Given an integer n, return how many unique BST's (binary search trees) with values 1, 2, 3 ... n.

For Example:

Given integer: 3
Answer: 5
Explain:
The unique BSTs with values 1 2 and 3 are the following 5:

   1         3     3      2      1
    \       /     /     / \      \
     3     2    1      1   3      2
    /     /       \                   \
   2     1         2                   3

Solution:

Given 1 2 3, we have 3 choices for the root node. The root node can be the element at index i from 0 to 2, each choice will give us a new group of new BSTs. The number BST created by each choice is marked as F(n, i). So the total number of unique BSTs is the following:
G(n) = Sum(F(n, i))
where i range from 0 to n-1.
For a given F(n, i), the root node i divide the 1 to n array into left and right subtree. The left subtree has i - 1 elements, the right tree has n - i elements. 
Left half has G(i - 1) possible choices, the right half has G(n - i) choices,
So F(n, i) = G(i - 1)*G(n - i)
Finally, our formula is:
G(n) = Sum(G(i - 1)*G(n-i)) where i range from 1 to n.

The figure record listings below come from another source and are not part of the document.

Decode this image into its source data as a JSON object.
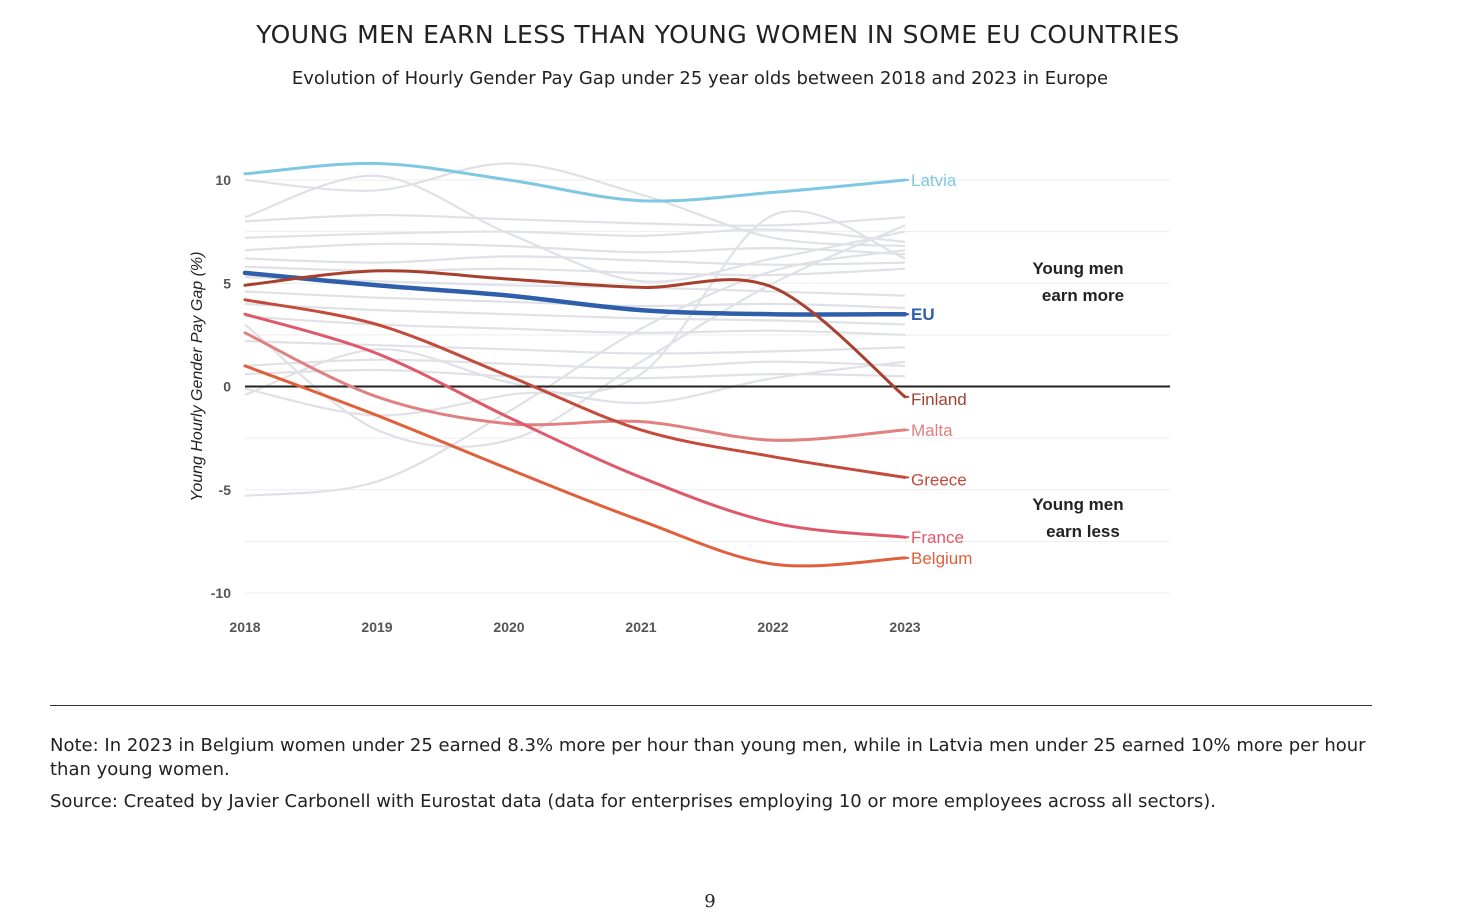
{
  "title": "YOUNG MEN EARN LESS THAN YOUNG WOMEN IN SOME EU COUNTRIES",
  "subtitle": "Evolution of Hourly Gender Pay Gap under 25 year olds between 2018 and 2023 in Europe",
  "note": "Note: In 2023 in Belgium women under 25 earned 8.3% more per hour than young men, while in Latvia men under 25 earned 10% more per hour than young women.",
  "source": "Source: Created by Javier Carbonell with Eurostat data (data for enterprises employing 10 or more employees across all sectors).",
  "page_number": "9",
  "chart_data": {
    "type": "line",
    "ylabel": "Young Hourly Gender Pay Gap (%)",
    "xlabel": "",
    "x": [
      2018,
      2019,
      2020,
      2021,
      2022,
      2023
    ],
    "x_tick_labels": [
      "2018",
      "2019",
      "2020",
      "2021",
      "2022",
      "2023"
    ],
    "ylim": [
      -10,
      10
    ],
    "y_ticks": [
      10,
      5,
      0,
      -5,
      -10
    ],
    "y_tick_labels": [
      "10",
      "5",
      "0",
      "-5",
      "-10"
    ],
    "grid": true,
    "zero_line": true,
    "highlighted_series": [
      {
        "name": "Latvia",
        "color": "#7ec8e3",
        "width": 3,
        "values": [
          10.3,
          10.8,
          10.0,
          9.0,
          9.4,
          10.0
        ]
      },
      {
        "name": "EU",
        "color": "#2f5eab",
        "width": 4.5,
        "bold": true,
        "values": [
          5.5,
          4.9,
          4.4,
          3.7,
          3.5,
          3.5
        ]
      },
      {
        "name": "Finland",
        "color": "#a7412e",
        "width": 3,
        "values": [
          4.9,
          5.6,
          5.2,
          4.8,
          4.8,
          -0.5
        ]
      },
      {
        "name": "Malta",
        "color": "#e08080",
        "width": 3,
        "values": [
          2.6,
          -0.5,
          -1.8,
          -1.7,
          -2.6,
          -2.1
        ]
      },
      {
        "name": "Greece",
        "color": "#c44a3c",
        "width": 3,
        "values": [
          4.2,
          3.0,
          0.5,
          -2.1,
          -3.4,
          -4.4
        ]
      },
      {
        "name": "France",
        "color": "#de5a6a",
        "width": 3,
        "values": [
          3.5,
          1.6,
          -1.5,
          -4.4,
          -6.6,
          -7.3
        ]
      },
      {
        "name": "Belgium",
        "color": "#e0603c",
        "width": 3,
        "values": [
          1.0,
          -1.4,
          -4.0,
          -6.5,
          -8.6,
          -8.3
        ]
      }
    ],
    "background_series_color": "#dfe1e6",
    "background_series": [
      [
        8.0,
        8.3,
        8.1,
        7.9,
        7.8,
        8.2
      ],
      [
        7.2,
        7.4,
        7.5,
        7.3,
        7.6,
        7.0
      ],
      [
        6.6,
        6.9,
        6.8,
        6.5,
        6.7,
        6.4
      ],
      [
        6.2,
        6.0,
        6.3,
        6.1,
        5.9,
        6.0
      ],
      [
        5.8,
        5.6,
        5.7,
        5.5,
        5.4,
        5.7
      ],
      [
        5.3,
        5.1,
        4.9,
        4.8,
        4.6,
        4.4
      ],
      [
        4.6,
        4.3,
        4.1,
        3.9,
        4.0,
        3.8
      ],
      [
        4.0,
        3.7,
        3.5,
        3.3,
        3.2,
        3.0
      ],
      [
        3.4,
        3.0,
        2.8,
        2.6,
        2.7,
        2.5
      ],
      [
        2.2,
        2.0,
        1.8,
        1.6,
        1.7,
        1.9
      ],
      [
        1.0,
        1.3,
        1.1,
        0.9,
        1.2,
        1.0
      ],
      [
        0.6,
        0.8,
        0.5,
        0.4,
        0.6,
        0.5
      ],
      [
        -0.4,
        1.8,
        0.2,
        -0.8,
        0.4,
        1.2
      ],
      [
        -5.3,
        -4.6,
        -1.2,
        2.8,
        5.6,
        6.6
      ],
      [
        8.2,
        10.2,
        7.4,
        5.1,
        6.2,
        7.5
      ],
      [
        10.0,
        9.5,
        10.8,
        9.3,
        7.2,
        6.8
      ],
      [
        3.0,
        -2.1,
        -2.6,
        1.2,
        5.0,
        7.8
      ],
      [
        -0.1,
        -1.4,
        -0.4,
        0.6,
        8.3,
        6.2
      ]
    ],
    "annotations": [
      {
        "text_lines": [
          "Young men",
          "earn more"
        ]
      },
      {
        "text_lines": [
          "Young men",
          "earn less"
        ]
      }
    ]
  }
}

We already know the base Case 
G(0) = 1
G(1) = 1
What's left is use dynamic programming to find the G(2), G(3) .... G(n).

class Solution {
  public static void main(String...args) {
    System.out.println(enumerate(3));
  }
  public static int enumerate(int size) {
    int[] g = new int[size + 1];
    g[0] = 1;
    g[1] = 1;
    for(int n = 2; n <= size; n++) {
      for(int j = 1; j <= n; j++) {
        g[n] += g[j-1]*g[n-j];
      }
    }
    return g[size];
  }
 
  private static class Node {
    int value;
    Node left;
    Node right;
    public Node(int value, Node left, Node right) {
      this.value = value;
      this.left = left;
      this.right = right;
    }
  }
}

There are 2 for loops, so the time complexity is O(N^2). We store the middle value of G(i) where i ranges from 0 to n. So the space complexity is O(N).